NelNet plans to issue $566 million of securities backed by loans originated under the Federal Family Education Loan Programs, according to presales from Fitch Ratings and Moody's Investors Service. 

The transaction, NSLT 2015-1, is backed by a pool of 100% FFELP loans, including 19.5% of rehabilitated FFELP loans. Rehab loans are those that are currently perfoming after having defaulted at some point. Specifically, to be rehabilitated the student loan borrower must make at least nine timely payments within a 10-month period. Although these loans exhibit much higher default rates than regular FFELP loans, they benefit from the same government guarantee.

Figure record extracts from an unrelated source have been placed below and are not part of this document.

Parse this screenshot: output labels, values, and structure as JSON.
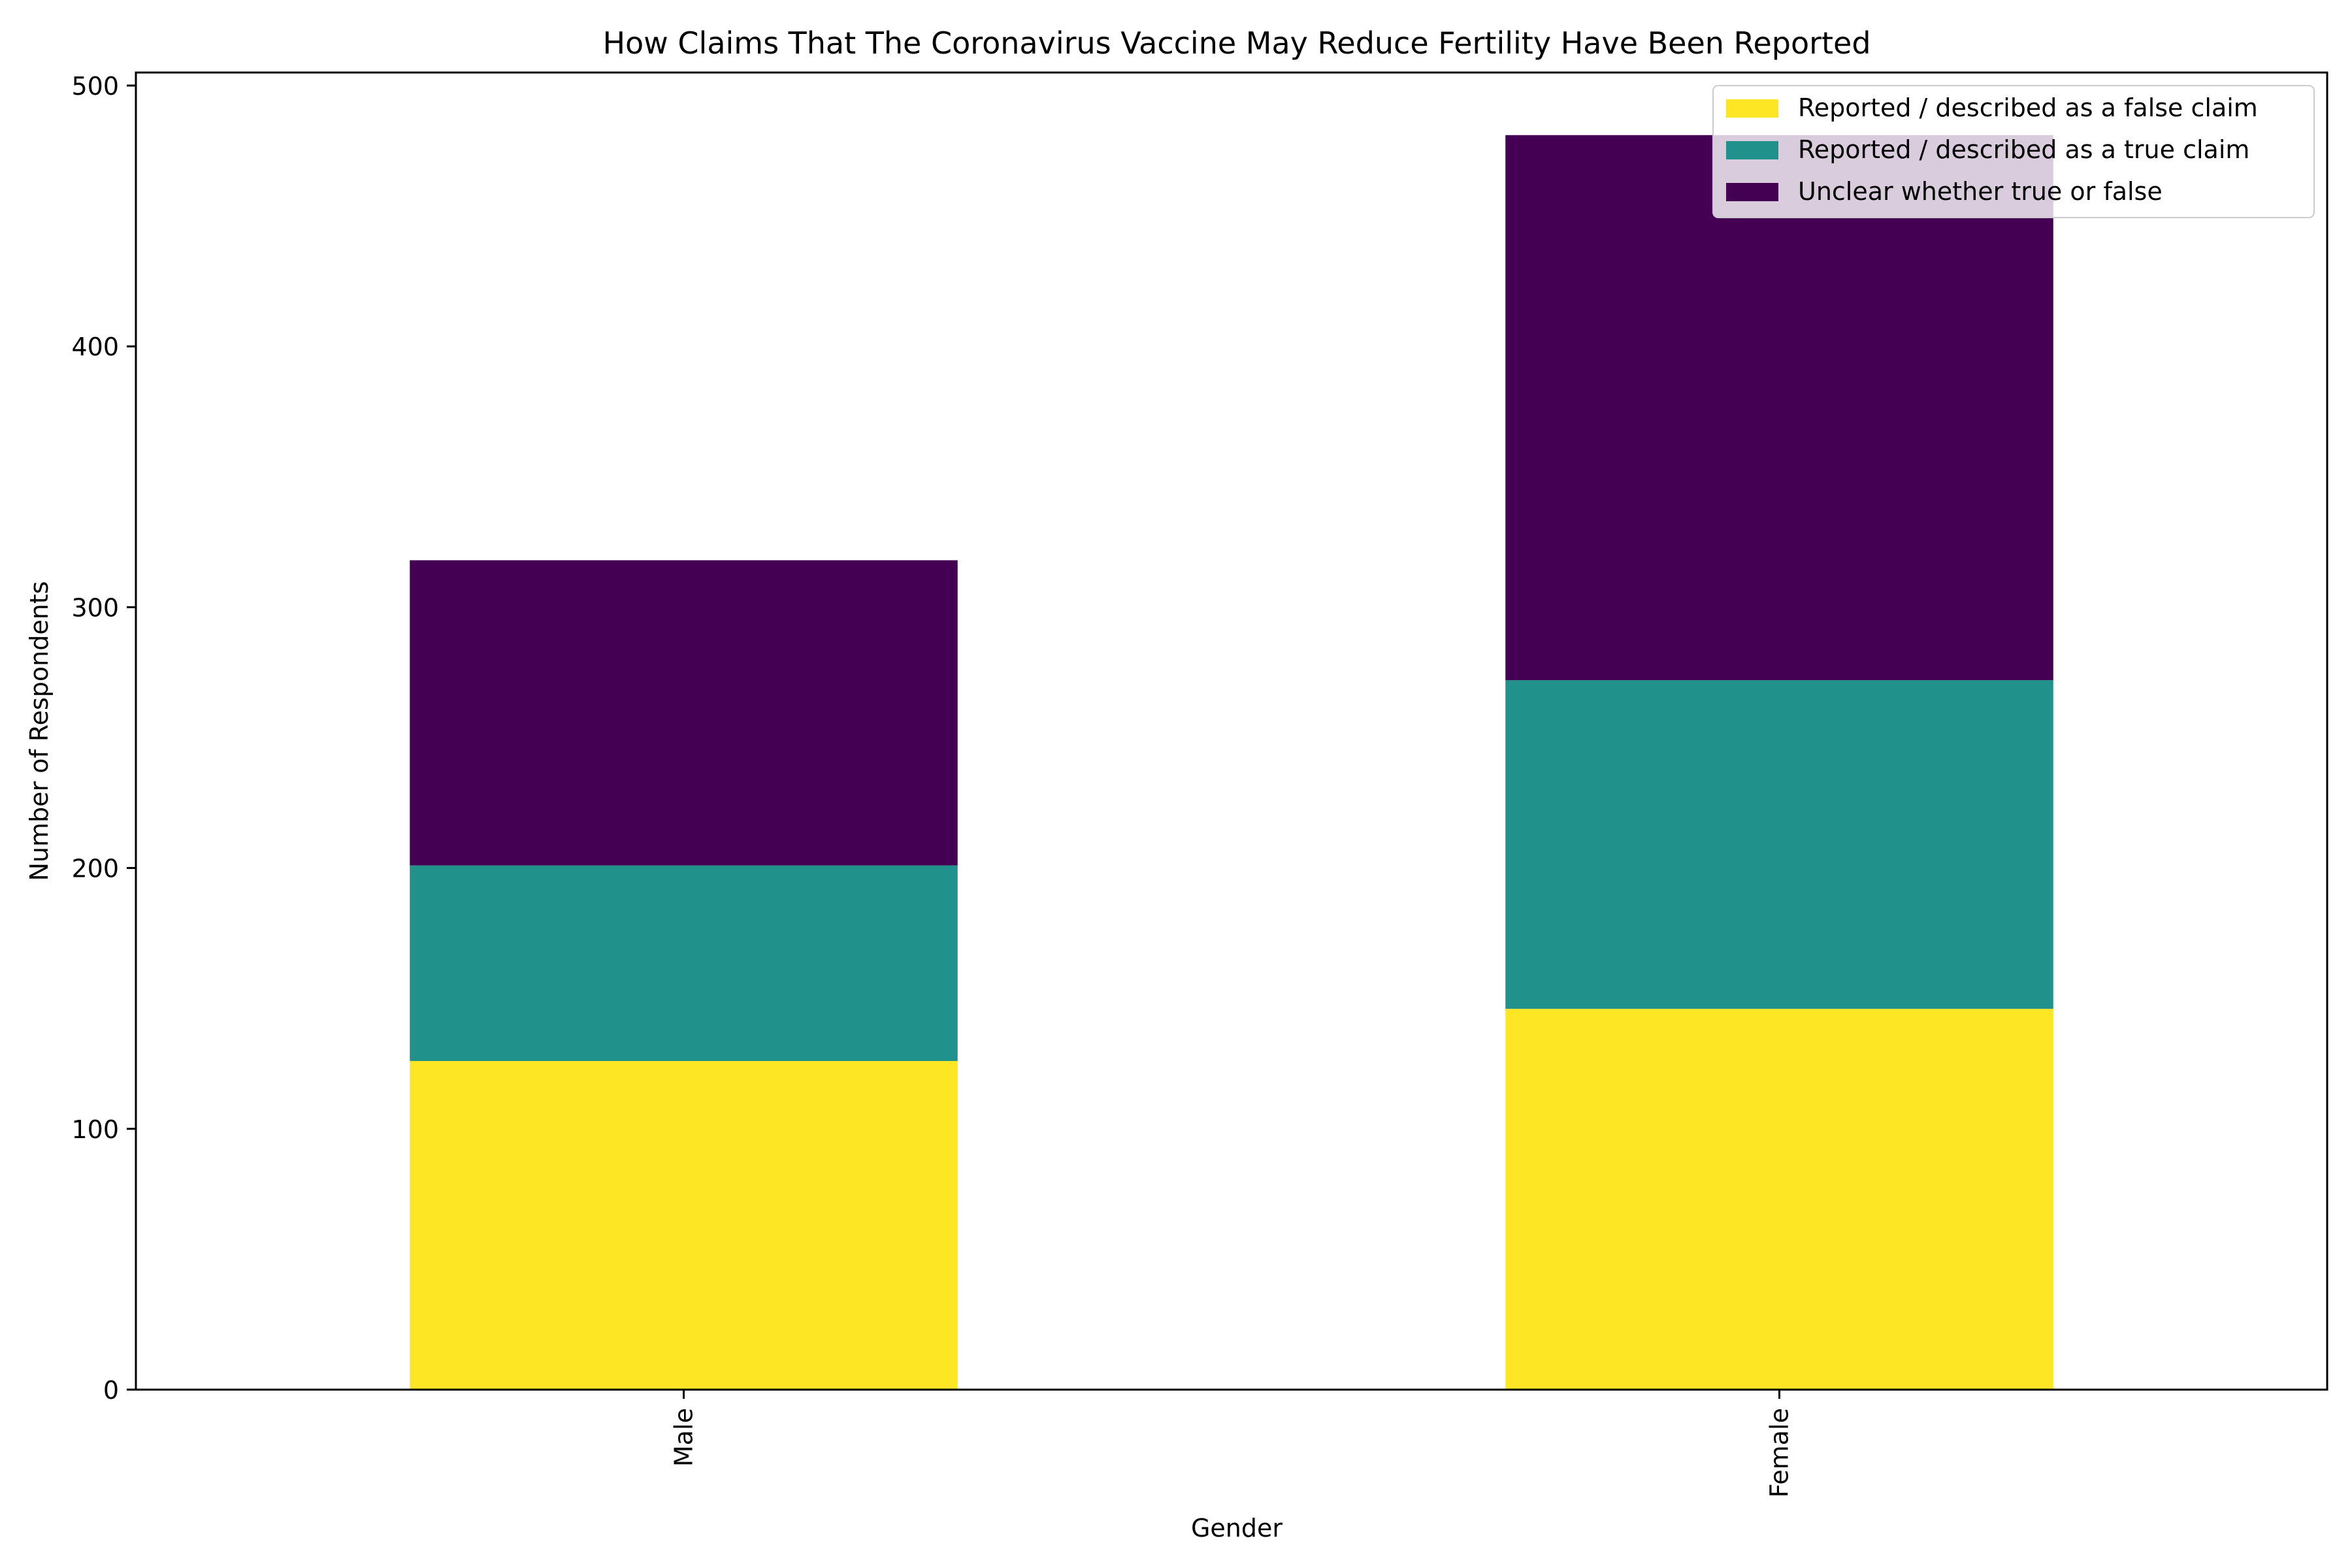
{
  "chart_data": {
    "type": "bar",
    "stacked": true,
    "title": "How Claims That The Coronavirus Vaccine May Reduce Fertility Have Been Reported",
    "xlabel": "Gender",
    "ylabel": "Number of Respondents",
    "categories": [
      "Male",
      "Female"
    ],
    "series": [
      {
        "name": "Reported / described as a false claim",
        "color": "#fde725",
        "values": [
          126,
          146
        ]
      },
      {
        "name": "Reported / described as a true claim",
        "color": "#21918c",
        "values": [
          75,
          126
        ]
      },
      {
        "name": "Unclear whether true or false",
        "color": "#440154",
        "values": [
          117,
          209
        ]
      }
    ],
    "ylim": [
      0,
      505
    ],
    "yticks": [
      "0",
      "100",
      "200",
      "300",
      "400",
      "500"
    ],
    "grid": false,
    "legend_position": "top-right"
  }
}
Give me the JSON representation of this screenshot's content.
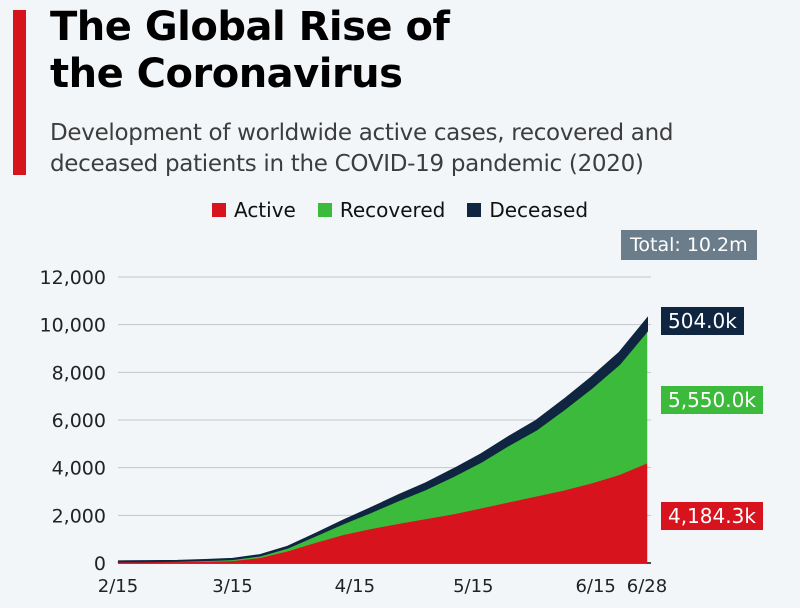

Fitch and Moody’s plan to rate $443 million of floating rate class A notes ‘AAA’/ ‘Aaa’ and $13 million of floating rate class B notes, ‘A+’/ ‘Aa1’. Since FFELP student loans are indirectly guaranteed by the U.S. Department of Education the ratings on the bonds move in tandem with the U.S. sovereign rating.

Banks are winding down their portfolios of FFELP loans as evidenced by large block sales. On Feb. 3rd, Bank of America announced plans to sell its $2.4 billion portfolio of FFELP loans. The two strongest and most competitively positioned bidders may be Nelnet, which last year acquired CIT"s student loan business for $3.6 billion, and Navient, the largest student loan holder and servicer, which split off last year from now-private lender Sallie Mae. Navient acquired Wells Fargo’s $8.5 billion portfolio of FFELP loans last November.

At the ABSVegas securitization industry conference last week, speakers on a student loan panel said these loans may potentially find their way back into securitizations.